Milt's BBQ
15163 NE 24TH
Redmond WA 98052
Ph:425-643-4443
Stuffed Silly on Some Sweet Smokin' BBQ
Ah, barbequed goodness on a warm summer day, does it get any better? Well it might if you could actually find a halfway decent BBQ eatery in our neck of the woods. Washington, being about as far north away as you can get from the BBQ Mecca of the South, is hurting for some good BBQ. Though there are a few shining examples (a nod towards Dixie's) of good BBQ in our area, the list still needs some shoring up.
Enter Milts.
Milt's BBQ in Redmond is a recent addition to our list of worthy BBQ joints. Part of yet another sprawling strip mall (it's barely noticeable as it's flanked by much larger stores on both sides), Milt's isn't much to look at from the outside. And when you step in, Milt's still isn't much to look at. Obviously, if you're at Milt's, you're there for the food -- nothing more, and nothing less.
Fortunately, Milt's holds up their end of the bargain.
We stepped into Milt's on a warm, balmy summer afternoon and took a moment to let our eyes adjust to the darkness. A sheet of sunlight, reflecting in from the parking lot, pierced through the narrow open windows which were sporting loud, heavy-duty fans. Just like in a deli shop, we placed our order at the front counter, poured our own water, and found a place to wait in one of the many aging booths. We casually glanced around, but there wasn't much to look at, except for a couple of regulars chatting away a couple booths down from us. And for once, the bluesy jazz piping through the speakers seemed to fit in.
After a wait of fifteen to twenty minutes, our order arrived on plastic plates with plastic utensils, along with a bit of friendly banter and amicable jokes with the owner/chef/server (presumably Milt himself). The dishes looked a little uninspiring, but we hoped to be proved wrong. It was time to dig in.
At Milt's, the proof is in the pudding (or BBQ sauce in this case) when you get your first smells and tastes of the barbecued goodness. Served on a warm, doughy roll, the tender Pork Sandwich ($8.50) was drenched in a sweet, tangy, and smoky sauce that had an excellent balance of spices. This delightful dish is a definite on our list of recommendations.

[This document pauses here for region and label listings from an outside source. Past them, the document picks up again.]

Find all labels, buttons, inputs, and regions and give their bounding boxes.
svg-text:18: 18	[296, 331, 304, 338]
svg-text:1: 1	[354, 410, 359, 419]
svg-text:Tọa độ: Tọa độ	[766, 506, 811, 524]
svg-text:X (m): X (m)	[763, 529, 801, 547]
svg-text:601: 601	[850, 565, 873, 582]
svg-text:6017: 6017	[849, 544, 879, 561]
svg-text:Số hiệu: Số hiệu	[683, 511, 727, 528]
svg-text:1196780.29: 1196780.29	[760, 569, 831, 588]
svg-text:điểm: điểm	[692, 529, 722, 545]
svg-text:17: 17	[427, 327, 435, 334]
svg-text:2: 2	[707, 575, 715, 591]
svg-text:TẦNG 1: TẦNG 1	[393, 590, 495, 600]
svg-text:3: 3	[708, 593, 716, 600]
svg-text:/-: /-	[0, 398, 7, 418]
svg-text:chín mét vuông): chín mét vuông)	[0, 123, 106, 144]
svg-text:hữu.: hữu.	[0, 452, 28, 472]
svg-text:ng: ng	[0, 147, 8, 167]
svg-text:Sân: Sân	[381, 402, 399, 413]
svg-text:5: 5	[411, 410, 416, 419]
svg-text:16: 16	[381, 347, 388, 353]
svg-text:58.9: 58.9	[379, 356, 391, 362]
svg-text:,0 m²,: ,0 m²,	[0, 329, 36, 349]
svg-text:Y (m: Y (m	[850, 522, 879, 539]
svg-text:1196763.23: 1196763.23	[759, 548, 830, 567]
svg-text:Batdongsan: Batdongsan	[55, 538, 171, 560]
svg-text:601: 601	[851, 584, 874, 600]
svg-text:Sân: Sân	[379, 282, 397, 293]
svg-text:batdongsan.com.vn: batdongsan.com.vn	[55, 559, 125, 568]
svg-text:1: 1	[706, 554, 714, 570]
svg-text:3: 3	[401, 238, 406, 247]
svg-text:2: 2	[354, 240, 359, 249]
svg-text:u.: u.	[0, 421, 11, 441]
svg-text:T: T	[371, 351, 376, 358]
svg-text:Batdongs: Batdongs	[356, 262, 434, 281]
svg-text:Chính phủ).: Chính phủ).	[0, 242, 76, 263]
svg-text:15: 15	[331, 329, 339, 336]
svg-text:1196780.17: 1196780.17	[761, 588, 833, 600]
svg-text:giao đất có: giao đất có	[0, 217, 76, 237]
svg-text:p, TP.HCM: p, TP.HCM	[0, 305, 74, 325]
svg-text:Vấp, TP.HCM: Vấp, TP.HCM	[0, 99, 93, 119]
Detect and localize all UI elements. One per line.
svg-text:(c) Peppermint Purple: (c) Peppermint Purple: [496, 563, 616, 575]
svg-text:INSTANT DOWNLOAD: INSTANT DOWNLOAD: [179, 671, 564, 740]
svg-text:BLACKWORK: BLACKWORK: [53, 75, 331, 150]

The Chicken and Hot Link Sandwich ($9.50) was another winner. Despite having reasonably flavorsome and moist chicken, the sandwich was dominated by the tender hot link. This link was wonderfully spiced with all manners of flavors, including pepper, paprika, garlic, and maybe a touch of honey or cinnamon. We also found the side of corn bread to be sweet, fluffy, and fresh. It's definitely excellent as a side dish, though you might want to ask for some butter on the side. The sweet and savory baked beans also attested to Milt's solid, home-style cooking.
Although it was lunchtime, one of us sprang for their Baby Back Rib Dinner Combo ($16). The plate came with about six or seven ribs coated in a sauce that had a pleasantly strong, smoky flavor. Tender and perfectly cooked, the meat just fell off the bone. Accompanying the ribs was a remarkably creamy side of potato salad made from thick, savory chunks of potato that went down well. The coleslaw, however, was not as tongue tickling and seemed to lack flavor compared to the other dishes. Perhaps old cabbage is to blame.
The prices at Milt's vary dramatically depending on what you order and whether you select a lunch or a dinner combo. Our lunch plates, which were reasonably filling, ran us about $8 or $9 each and were a good value. The dinner combo, though considerably more filling, was about $16 and didn't quite feel worth it (keep in mind that the baby back ribs plate was the most expensive dinner item -- other dinner combos cost a more reasonable $12 - $13).
Like many other Hole-in-the-Wall award winners, Milt's score suffers a bit because of ambiance, but it pulls through in terms of taste. So, if you have a hankering for some good BBQ on the East Side, Milt's offers a good combination of great food at decent prices.